A l’heure de la grande uniformisation électronique, cette hypocrite tendance qui mine la musique expérimentale dans sa totalité, il en reste quelques-uns qui ne font rien comme les autres. La cellule d’improvisation Thilges 3 fait partie de cette frange enviée et enviable, puisque le groupe se distingue à tous les niveaux, aussi bien esthétique, technologique, que politique et conceptuel. Composé de trois musiciens allemands aux idées larges et à la probité impressionnante, Thilges 3 travaille avec des synthétiseurs analogiques uniquement, improvise forcément, et aime proposer son art dans les contextes et face aux publics les plus inattendus.

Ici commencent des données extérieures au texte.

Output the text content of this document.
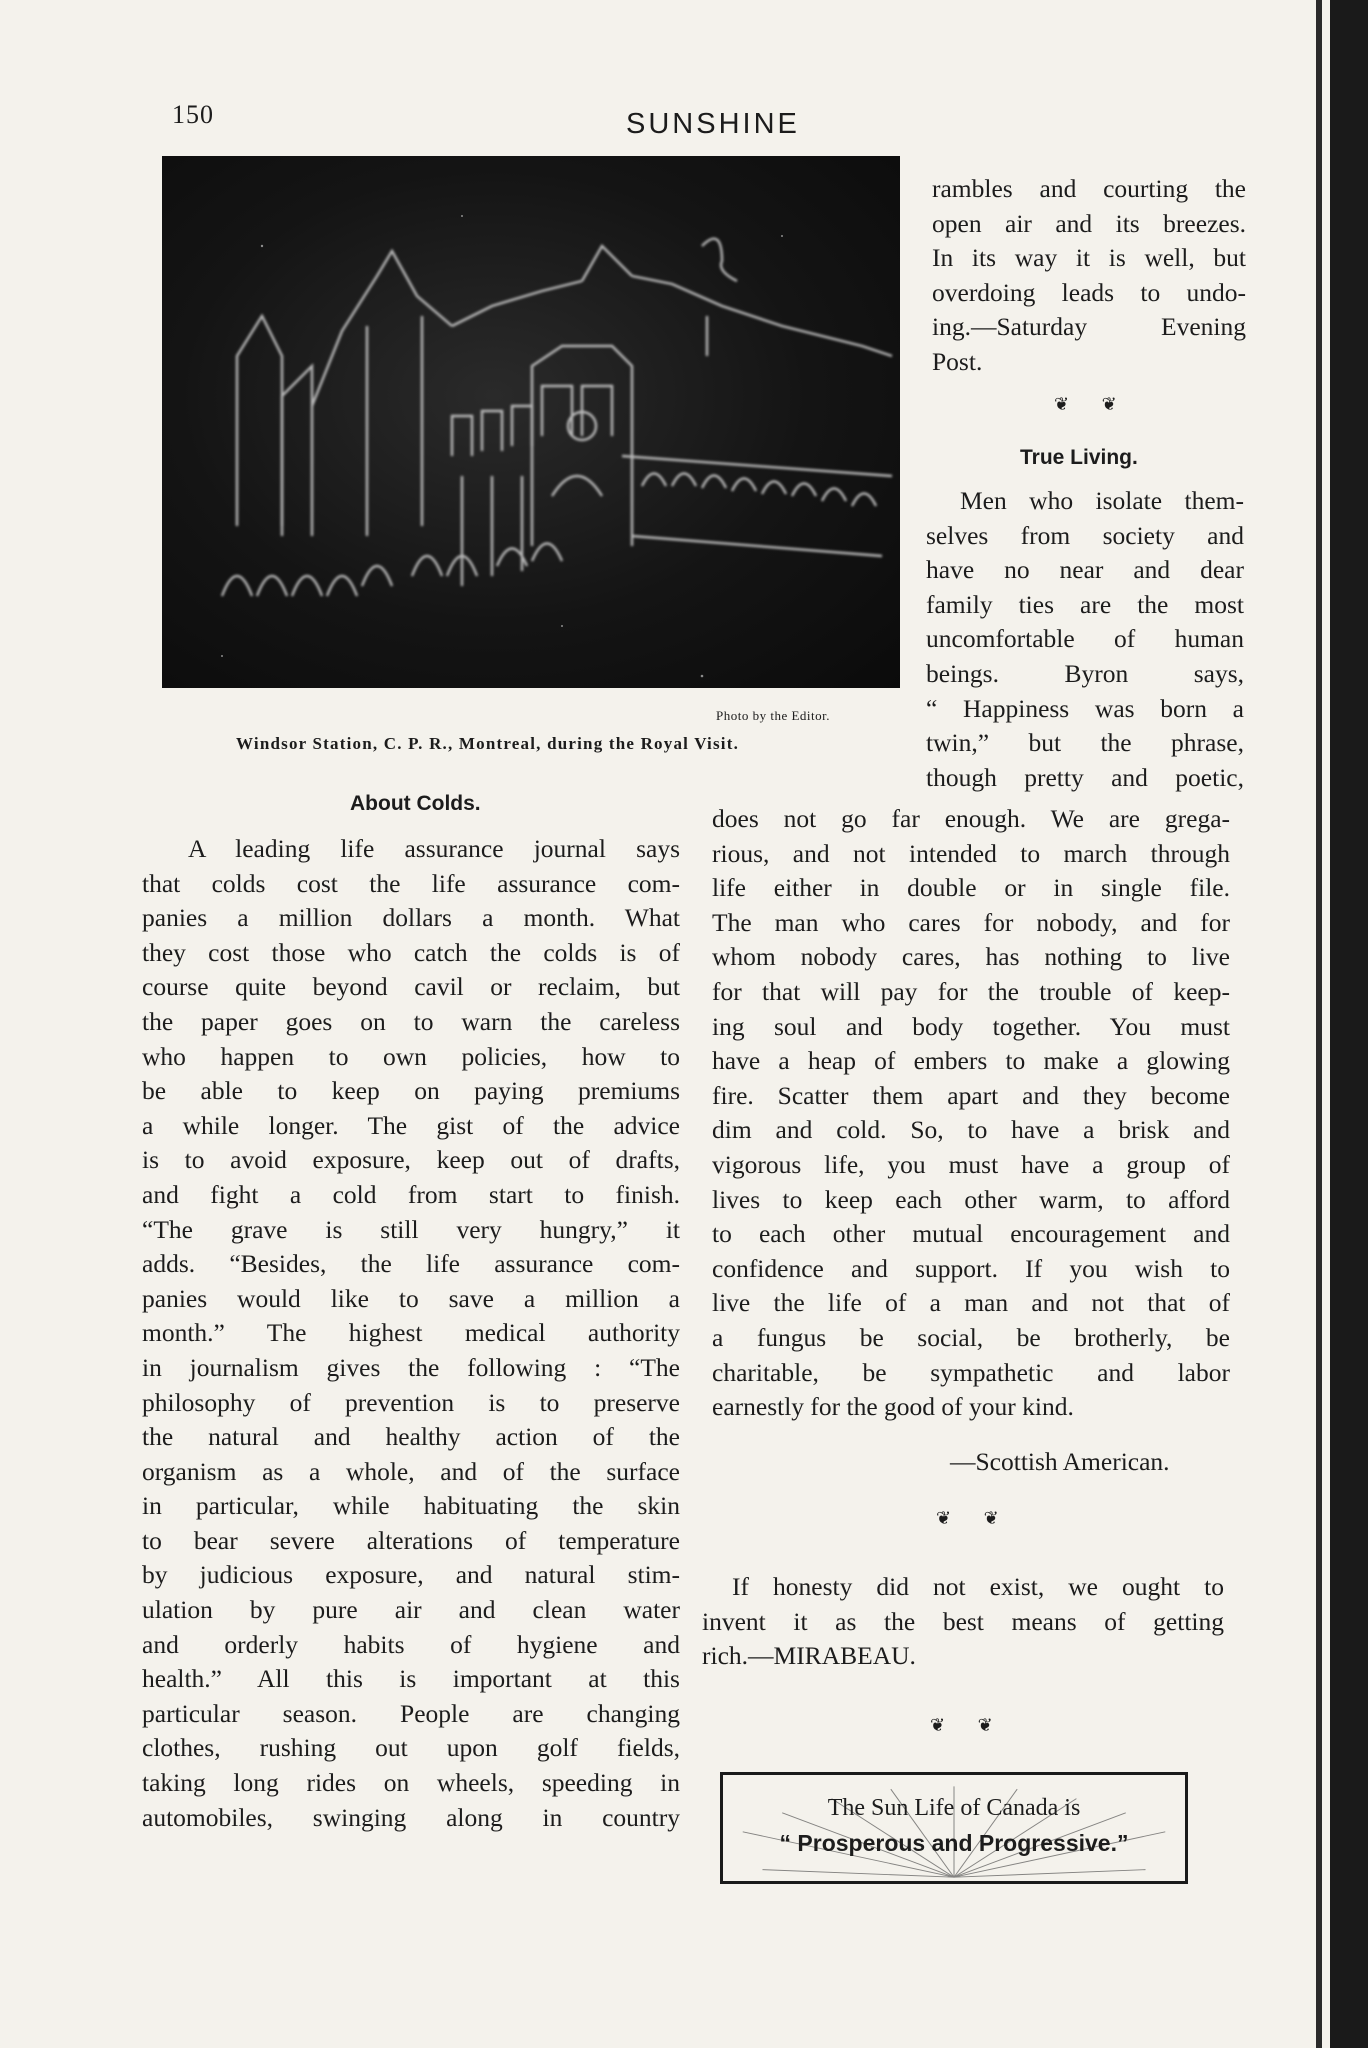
150	SUNSHINE
Photo by the Editor.
Windsor Station, C. P. R., Montreal, during the Royal Visit.
rambles and courting the
open air and its breezes.
In its way it is well, but
overdoing leads to undo-
ing.—Saturday Evening
Post.
❦ ❦
True Living.
Men who isolate them-
selves from society and
have no near and dear
family ties are the most
uncomfortable of human
beings. Byron says,
“ Happiness was born a
twin,” but the phrase,
though pretty and poetic,
does not go far enough. We are grega-
rious, and not intended to march through
life either in double or in single file.
The man who cares for nobody, and for
whom nobody cares, has nothing to live
for that will pay for the trouble of keep-
ing soul and body together. You must
have a heap of embers to make a glowing
fire. Scatter them apart and they become
dim and cold. So, to have a brisk and
vigorous life, you must have a group of
lives to keep each other warm, to afford
to each other mutual encouragement and
confidence and support. If you wish to
live the life of a man and not that of
a fungus be social, be brotherly, be
charitable, be sympathetic and labor
earnestly for the good of your kind.
—Scottish American.
❦ ❦
If honesty did not exist, we ought to
invent it as the best means of getting
rich.—MIRABEAU.
❦ ❦
About Colds.
A leading life assurance journal says
that colds cost the life assurance com-
panies a million dollars a month. What
they cost those who catch the colds is of
course quite beyond cavil or reclaim, but
the paper goes on to warn the careless
who happen to own policies, how to
be able to keep on paying premiums
a while longer. The gist of the advice
is to avoid exposure, keep out of drafts,
and fight a cold from start to finish.
“The grave is still very hungry,” it
adds. “Besides, the life assurance com-
panies would like to save a million a
month.” The highest medical authority
in journalism gives the following : “The
philosophy of prevention is to preserve
the natural and healthy action of the
organism as a whole, and of the surface
in particular, while habituating the skin
to bear severe alterations of temperature
by judicious exposure, and natural stim-
ulation by pure air and clean water
and orderly habits of hygiene and
health.” All this is important at this
particular season. People are changing
clothes, rushing out upon golf fields,
taking long rides on wheels, speeding in
automobiles, swinging along in country	The Sun Life of Canada is
“ Prosperous and Progressive.”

Après quelques merveilles confidentielles autoproduites (une série de CDs 3 » qu’il convient de dénicher) et un album tout de polystyrène vêtu pour la Material Series de Staaplaat, le trio sort aujourd’hui son véritable premier album, sans déroger à son credo, puisque une grande partie du disque a été enregistrée dans divers lieux de la petite ville autrichienne de Feldkirch, dans une prison, une crèche, une maison de retraite et un monastère bouddhiste. Les divers extraits de performances sont entrecoupés d’enregistrements réalisés sur place, histoire de resituer chaque fragment dans son contexte et d’expliciter la musique elle-même. Le propos de Thilges 3 consiste en effet à étudier les interactions entre les propositions des musiciens et leurs évolutions lors de la confrontation avec chaque lieu, chaque architecture, chaque public, récupérant à son compte le vieux credo de l’ici et maintenant de la musique improvisée plus traditionnelle. Ce qui diffère toutefois complètement de cette dernière, c’est le rendu et la musique elle-même, moins obsédée par la notion d’événement que sa grande soeur libertaire : la musique de Thilges 3, nourrie aux microrhytmes et aux pulsations de la techno berlinoise autant qu’aux dégradés pastels de l’ambient le plus aventureux, aime à s’étaler dans la durée, et préfère installer ses phrases musicales en autant de boucles et langoureuses évolutions. Les sons cotonneux rebondissent doucement, les fréquences jouent au chat et à la souris avec les mélodies, les blips et les blops s’entrechoquent, et on s’amuse à deviner un instant les réactions ahuries d’un moine tibétain ou d’un bataillon de gamins surexcités (sur KiBe, ils prennent même leur revanche).
L’image que le groupe offre à la petite ville autrichienne d’elle-même est une jolie cartographie impressionniste, soulignant les douces absurdités de la vie quotidienne, la poésie de ses lieux et moments les plus triviaux. Qu’il en soit ici remercié.